Cardy hears parent frustrations about inclusion, workload, constant changes
Dominic Cardy speaks to parents, teachers, administrators at 3rd stop in green paper consultation tour
Overworked teachers, an unreliable inclusion system and a break down in communication between everyone involved were all problems highlighted at Tuesday night's consultation session with the minister of education.
Minister of Education Dominic Cardy was in Harbour View High School for stop number three in his cross-province tour to get feedback on his green paper on education reform.
Around 70 people, including teachers, parents and administrators attended. They split up into groups and answered four questions provided to them by the minister's team. They discussed what's working and not working with the system now, what green-paper-proposed changes should be prioritized and what should change on the governance front.
After answering the questions together, one member of each group stood at a microphone and summarized the answers. Almost every group representative touched on how including every ability level in the classroom is a good goal that's not being met. They said it's partly because teachers are overworked and educational assistants assigned to the students may not be equipped to deal with the more complicated conditions.
Sharron Gerrits, whose son has Down syndrome and attends Barnhill Memorial School, asked the minister exactly what he plans to do to address the lack of support for the educational assistants her son requires.
"Where is your plan for that? I don't see anything in the green paper about EAs," she said.
Gerrits said it impacts teachers because they're dealing with classrooms that are not being managed properly or students that don't have the proper support.
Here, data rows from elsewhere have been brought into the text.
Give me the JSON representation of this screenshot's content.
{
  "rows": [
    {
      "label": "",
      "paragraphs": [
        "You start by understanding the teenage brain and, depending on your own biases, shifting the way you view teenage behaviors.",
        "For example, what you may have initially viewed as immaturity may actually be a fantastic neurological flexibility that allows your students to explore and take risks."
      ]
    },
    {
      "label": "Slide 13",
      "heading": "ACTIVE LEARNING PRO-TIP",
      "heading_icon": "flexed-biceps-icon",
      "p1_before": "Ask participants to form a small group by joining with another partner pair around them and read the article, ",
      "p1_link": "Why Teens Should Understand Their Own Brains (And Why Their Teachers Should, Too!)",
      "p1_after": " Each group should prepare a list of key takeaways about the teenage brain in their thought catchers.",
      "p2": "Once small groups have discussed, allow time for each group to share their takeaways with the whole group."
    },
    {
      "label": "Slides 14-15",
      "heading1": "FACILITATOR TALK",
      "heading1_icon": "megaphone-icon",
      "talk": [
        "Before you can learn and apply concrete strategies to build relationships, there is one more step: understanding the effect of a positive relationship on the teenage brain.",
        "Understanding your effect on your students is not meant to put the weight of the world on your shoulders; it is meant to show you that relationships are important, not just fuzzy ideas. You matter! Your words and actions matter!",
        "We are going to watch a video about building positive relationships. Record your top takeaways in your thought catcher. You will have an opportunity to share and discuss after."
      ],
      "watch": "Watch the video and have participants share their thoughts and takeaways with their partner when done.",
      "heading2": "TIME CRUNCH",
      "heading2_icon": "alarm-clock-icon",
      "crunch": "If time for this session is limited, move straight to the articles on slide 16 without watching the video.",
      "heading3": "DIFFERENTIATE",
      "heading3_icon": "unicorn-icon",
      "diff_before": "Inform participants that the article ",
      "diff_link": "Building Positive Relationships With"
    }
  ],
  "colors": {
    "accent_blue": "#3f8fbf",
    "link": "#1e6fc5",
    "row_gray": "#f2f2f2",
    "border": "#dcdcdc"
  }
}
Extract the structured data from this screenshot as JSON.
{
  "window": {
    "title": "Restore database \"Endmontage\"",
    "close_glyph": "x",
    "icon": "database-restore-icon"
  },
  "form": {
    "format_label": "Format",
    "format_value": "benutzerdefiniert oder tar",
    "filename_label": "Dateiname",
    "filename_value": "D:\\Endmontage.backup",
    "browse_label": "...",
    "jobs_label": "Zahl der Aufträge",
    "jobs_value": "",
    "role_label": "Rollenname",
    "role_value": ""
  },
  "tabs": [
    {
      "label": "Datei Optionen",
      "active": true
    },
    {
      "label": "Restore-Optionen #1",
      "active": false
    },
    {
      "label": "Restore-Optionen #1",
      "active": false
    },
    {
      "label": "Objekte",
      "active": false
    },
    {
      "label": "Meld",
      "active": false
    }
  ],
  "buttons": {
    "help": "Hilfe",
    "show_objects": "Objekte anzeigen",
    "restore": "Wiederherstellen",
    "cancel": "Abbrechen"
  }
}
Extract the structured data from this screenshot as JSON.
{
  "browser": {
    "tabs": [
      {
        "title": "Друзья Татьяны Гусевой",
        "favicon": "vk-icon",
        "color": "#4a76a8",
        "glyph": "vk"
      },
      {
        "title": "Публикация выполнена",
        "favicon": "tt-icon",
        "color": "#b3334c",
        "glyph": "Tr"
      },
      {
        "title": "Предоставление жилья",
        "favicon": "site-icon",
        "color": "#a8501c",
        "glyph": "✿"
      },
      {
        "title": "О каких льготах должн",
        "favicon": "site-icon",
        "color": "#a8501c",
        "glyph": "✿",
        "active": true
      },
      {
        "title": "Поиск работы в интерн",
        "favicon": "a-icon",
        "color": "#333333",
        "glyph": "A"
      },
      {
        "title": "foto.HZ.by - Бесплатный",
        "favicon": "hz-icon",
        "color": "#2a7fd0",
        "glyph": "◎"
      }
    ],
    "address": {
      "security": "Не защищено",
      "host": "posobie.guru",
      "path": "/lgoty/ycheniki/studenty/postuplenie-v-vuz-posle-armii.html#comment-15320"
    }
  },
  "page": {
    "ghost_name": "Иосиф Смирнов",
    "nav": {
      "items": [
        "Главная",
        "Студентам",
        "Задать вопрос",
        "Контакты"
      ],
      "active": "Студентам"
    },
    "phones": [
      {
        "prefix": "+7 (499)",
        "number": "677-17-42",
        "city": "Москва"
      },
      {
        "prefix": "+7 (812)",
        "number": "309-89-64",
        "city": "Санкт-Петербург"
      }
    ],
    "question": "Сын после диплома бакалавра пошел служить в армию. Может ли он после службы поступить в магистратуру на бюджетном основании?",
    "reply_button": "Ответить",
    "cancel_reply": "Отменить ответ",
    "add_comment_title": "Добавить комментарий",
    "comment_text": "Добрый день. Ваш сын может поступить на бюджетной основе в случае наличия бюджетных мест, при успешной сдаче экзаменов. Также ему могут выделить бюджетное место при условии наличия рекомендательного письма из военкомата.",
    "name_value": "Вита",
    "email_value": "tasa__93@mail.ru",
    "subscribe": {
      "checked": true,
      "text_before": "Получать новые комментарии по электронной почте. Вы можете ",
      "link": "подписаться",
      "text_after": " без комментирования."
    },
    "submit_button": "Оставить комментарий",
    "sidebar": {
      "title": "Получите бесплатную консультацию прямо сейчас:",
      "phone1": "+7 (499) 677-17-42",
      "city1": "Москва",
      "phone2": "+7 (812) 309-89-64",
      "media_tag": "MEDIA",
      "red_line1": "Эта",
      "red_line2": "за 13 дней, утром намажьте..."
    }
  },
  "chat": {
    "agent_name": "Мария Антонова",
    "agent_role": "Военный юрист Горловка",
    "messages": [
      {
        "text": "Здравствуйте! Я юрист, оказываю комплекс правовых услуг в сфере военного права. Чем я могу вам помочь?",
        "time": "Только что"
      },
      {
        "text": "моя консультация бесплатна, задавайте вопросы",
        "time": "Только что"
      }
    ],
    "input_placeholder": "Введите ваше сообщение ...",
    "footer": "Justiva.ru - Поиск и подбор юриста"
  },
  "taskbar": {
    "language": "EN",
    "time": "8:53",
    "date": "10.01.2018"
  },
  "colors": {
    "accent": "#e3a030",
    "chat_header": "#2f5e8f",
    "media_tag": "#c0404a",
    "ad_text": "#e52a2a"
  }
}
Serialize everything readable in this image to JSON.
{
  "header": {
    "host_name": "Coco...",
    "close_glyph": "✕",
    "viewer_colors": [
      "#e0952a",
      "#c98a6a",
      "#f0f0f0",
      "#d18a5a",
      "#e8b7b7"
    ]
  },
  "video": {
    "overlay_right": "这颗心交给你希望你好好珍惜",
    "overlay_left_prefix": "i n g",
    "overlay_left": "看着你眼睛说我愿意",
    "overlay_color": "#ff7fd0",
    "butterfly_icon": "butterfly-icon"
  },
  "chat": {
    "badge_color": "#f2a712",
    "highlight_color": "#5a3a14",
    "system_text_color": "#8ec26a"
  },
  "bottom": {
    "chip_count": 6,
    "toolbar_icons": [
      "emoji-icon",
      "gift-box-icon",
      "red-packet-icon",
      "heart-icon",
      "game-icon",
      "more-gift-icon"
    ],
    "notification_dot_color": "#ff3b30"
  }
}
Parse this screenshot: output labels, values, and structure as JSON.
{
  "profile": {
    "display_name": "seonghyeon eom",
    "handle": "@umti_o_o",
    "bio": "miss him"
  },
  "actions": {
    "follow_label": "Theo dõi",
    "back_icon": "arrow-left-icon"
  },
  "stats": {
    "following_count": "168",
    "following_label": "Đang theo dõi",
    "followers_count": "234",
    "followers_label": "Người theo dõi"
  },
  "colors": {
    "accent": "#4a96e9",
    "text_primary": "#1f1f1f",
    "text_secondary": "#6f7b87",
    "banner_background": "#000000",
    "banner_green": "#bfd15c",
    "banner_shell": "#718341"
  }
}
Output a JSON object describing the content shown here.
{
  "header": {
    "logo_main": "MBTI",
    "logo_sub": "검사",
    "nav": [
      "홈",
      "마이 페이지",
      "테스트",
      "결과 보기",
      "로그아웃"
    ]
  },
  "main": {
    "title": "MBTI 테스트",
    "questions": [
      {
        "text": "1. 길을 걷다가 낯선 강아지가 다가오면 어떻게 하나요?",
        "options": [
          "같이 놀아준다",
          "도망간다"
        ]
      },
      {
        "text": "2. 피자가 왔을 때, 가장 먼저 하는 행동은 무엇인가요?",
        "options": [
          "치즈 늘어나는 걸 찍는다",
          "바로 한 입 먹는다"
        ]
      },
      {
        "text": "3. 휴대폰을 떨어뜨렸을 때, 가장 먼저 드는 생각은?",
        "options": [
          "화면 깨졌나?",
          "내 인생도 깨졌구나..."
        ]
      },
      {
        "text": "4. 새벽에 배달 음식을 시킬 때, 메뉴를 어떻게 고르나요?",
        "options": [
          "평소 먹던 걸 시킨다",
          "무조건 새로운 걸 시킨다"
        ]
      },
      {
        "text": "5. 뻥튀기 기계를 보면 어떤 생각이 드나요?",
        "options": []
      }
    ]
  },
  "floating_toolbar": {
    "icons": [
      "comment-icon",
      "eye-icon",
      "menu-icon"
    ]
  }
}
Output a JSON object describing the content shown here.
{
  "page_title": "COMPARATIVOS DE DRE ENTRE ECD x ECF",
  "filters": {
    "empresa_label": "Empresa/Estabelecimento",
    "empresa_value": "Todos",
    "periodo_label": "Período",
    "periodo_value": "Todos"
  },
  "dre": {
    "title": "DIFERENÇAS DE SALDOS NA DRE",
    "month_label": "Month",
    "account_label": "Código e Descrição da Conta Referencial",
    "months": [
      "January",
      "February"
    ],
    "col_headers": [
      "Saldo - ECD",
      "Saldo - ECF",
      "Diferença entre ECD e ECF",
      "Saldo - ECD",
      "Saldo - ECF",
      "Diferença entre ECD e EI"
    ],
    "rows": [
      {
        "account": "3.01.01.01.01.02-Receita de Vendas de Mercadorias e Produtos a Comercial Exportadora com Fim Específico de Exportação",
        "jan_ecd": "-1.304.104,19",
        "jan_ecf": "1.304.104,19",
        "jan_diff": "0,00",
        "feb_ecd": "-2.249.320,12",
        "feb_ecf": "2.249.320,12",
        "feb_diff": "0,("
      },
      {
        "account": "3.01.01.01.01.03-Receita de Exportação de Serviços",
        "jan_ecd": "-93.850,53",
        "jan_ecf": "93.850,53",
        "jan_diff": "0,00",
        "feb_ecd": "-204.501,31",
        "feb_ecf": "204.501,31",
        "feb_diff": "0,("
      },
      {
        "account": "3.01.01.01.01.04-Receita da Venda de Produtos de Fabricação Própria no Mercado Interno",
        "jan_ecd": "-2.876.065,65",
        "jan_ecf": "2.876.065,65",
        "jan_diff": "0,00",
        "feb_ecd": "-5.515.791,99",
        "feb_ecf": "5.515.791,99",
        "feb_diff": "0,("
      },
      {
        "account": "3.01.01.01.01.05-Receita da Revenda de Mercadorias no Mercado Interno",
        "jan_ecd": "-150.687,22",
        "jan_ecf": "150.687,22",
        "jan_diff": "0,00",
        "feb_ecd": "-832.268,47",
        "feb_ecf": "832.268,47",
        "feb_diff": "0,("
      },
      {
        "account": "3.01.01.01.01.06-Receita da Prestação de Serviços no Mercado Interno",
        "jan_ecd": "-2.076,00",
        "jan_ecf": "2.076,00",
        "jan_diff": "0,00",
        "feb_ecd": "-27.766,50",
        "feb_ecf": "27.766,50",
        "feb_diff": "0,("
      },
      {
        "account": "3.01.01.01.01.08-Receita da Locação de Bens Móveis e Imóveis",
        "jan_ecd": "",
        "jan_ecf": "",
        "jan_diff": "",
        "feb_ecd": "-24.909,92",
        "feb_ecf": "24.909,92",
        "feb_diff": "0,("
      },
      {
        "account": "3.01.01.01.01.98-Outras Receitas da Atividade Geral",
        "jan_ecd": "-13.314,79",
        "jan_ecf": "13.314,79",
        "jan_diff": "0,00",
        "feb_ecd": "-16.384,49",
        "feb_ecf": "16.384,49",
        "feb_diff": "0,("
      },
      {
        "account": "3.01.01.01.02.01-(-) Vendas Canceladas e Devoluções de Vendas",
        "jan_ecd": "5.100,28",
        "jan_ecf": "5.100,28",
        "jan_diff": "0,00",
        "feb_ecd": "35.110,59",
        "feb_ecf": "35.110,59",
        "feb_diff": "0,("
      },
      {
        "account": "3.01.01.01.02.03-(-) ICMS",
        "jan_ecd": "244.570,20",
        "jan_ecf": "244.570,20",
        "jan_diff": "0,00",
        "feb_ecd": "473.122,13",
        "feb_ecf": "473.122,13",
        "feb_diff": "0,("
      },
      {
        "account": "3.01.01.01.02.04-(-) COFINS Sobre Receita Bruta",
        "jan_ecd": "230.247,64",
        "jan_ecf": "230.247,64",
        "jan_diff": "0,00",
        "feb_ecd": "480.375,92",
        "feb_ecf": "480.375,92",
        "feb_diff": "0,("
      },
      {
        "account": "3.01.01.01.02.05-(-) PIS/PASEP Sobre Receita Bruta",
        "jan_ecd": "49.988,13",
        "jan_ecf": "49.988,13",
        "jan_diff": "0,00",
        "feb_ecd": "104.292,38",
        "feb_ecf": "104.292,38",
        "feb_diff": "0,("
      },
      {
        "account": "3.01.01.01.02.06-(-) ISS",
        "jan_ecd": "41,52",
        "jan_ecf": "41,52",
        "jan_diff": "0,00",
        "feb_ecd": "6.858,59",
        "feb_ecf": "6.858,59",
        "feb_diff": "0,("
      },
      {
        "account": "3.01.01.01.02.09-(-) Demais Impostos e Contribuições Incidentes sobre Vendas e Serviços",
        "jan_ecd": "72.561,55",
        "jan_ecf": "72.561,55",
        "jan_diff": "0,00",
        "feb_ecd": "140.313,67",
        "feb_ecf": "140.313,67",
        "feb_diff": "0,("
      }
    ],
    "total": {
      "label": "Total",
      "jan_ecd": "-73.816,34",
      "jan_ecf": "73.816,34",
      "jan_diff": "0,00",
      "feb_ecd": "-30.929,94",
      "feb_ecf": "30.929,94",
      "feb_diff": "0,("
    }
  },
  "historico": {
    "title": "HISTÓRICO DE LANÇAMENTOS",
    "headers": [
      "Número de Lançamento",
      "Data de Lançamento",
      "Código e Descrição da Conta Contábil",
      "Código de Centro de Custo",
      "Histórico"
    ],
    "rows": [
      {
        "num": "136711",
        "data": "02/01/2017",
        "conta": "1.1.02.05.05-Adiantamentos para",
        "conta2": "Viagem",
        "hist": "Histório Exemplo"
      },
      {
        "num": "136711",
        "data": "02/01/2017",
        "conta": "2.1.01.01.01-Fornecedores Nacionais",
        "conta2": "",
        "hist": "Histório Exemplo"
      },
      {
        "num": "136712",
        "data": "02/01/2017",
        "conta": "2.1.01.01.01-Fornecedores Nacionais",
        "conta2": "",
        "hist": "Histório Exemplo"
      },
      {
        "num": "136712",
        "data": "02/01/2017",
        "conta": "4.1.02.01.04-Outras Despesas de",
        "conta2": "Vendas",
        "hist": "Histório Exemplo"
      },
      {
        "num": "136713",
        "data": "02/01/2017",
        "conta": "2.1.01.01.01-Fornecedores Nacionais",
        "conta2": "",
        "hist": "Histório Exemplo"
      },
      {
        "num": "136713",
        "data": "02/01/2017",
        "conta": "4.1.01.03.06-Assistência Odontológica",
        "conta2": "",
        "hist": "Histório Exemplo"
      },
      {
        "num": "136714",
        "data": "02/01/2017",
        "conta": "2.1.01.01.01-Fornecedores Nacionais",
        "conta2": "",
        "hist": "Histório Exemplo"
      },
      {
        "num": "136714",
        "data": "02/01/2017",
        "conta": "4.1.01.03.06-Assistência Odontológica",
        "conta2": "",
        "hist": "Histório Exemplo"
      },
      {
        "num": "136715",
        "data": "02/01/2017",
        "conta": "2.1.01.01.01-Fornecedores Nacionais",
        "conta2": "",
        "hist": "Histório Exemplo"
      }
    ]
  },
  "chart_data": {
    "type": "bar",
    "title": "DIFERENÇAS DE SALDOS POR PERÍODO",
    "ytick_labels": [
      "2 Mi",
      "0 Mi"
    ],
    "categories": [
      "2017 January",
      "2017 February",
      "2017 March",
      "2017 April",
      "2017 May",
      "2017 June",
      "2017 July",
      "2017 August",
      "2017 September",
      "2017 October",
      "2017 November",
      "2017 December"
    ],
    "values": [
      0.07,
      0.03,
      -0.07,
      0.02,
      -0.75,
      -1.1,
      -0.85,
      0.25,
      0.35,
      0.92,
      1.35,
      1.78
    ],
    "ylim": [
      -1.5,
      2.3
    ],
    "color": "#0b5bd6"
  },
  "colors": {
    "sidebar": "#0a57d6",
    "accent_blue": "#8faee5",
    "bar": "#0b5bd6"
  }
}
"It hurts the students," she said, her voice cracking. "I don't see any concrete plan, thought or process in place other than 'yes, we agree it's an issue.'"
In response, Cardy said EAs are not mentioned in the green paper but mental health and inclusion are mentioned — and are a priority. He could not give Gerrits a concrete answer, however.
"Those plans are now just beginning. I can't give you a full list of all the details of how this is going to be addressed," he said.
"The point of this — which is actually just fairly unusual for government policy processes — is to see what the public actually think is the most important thing. So we can get a sense of where to focus my efforts."
After the exchange with Cardy, Gerrits said this conversation has already been going on for too long.
"We hear students that are ... falling through the cracks," she said. "Every time we hear how important those supports are, but nothing ever changes."
Too many changes
Many participants expressed their frustration about the government constantly changing the system, and using education as a political tool. Speakers accused both the liberals and conservatives of doing this, and doing it for too long.
At the mic Elizabeth Zed said her eldest — almost four years old — will be old enough to join the school system right about the time the green paper changes could be implemented. She asked the minister to be cautious about what changes he implemented and why.
"It gives me anxiety thinking about where [my daughter] would be best served," she said. "I worry that some of the changes could be made without evidence-based educational theories."
She said there's no specific proposed change in the green paper that worries her, but she's concerned about the amount of changes that have been made in the past years.
"I am not certain that we've had a chance to see what works and what doesn't," she said. "My main concern is that we're making changes without knowing if they are going to work and how we're going to measure if they're working."
Zed said she's grateful that Cardy gave community members the chance to speak.
"It was very important that he give us this opportunity … to provide feedback," she said. "I am hopeful that it's taken into account."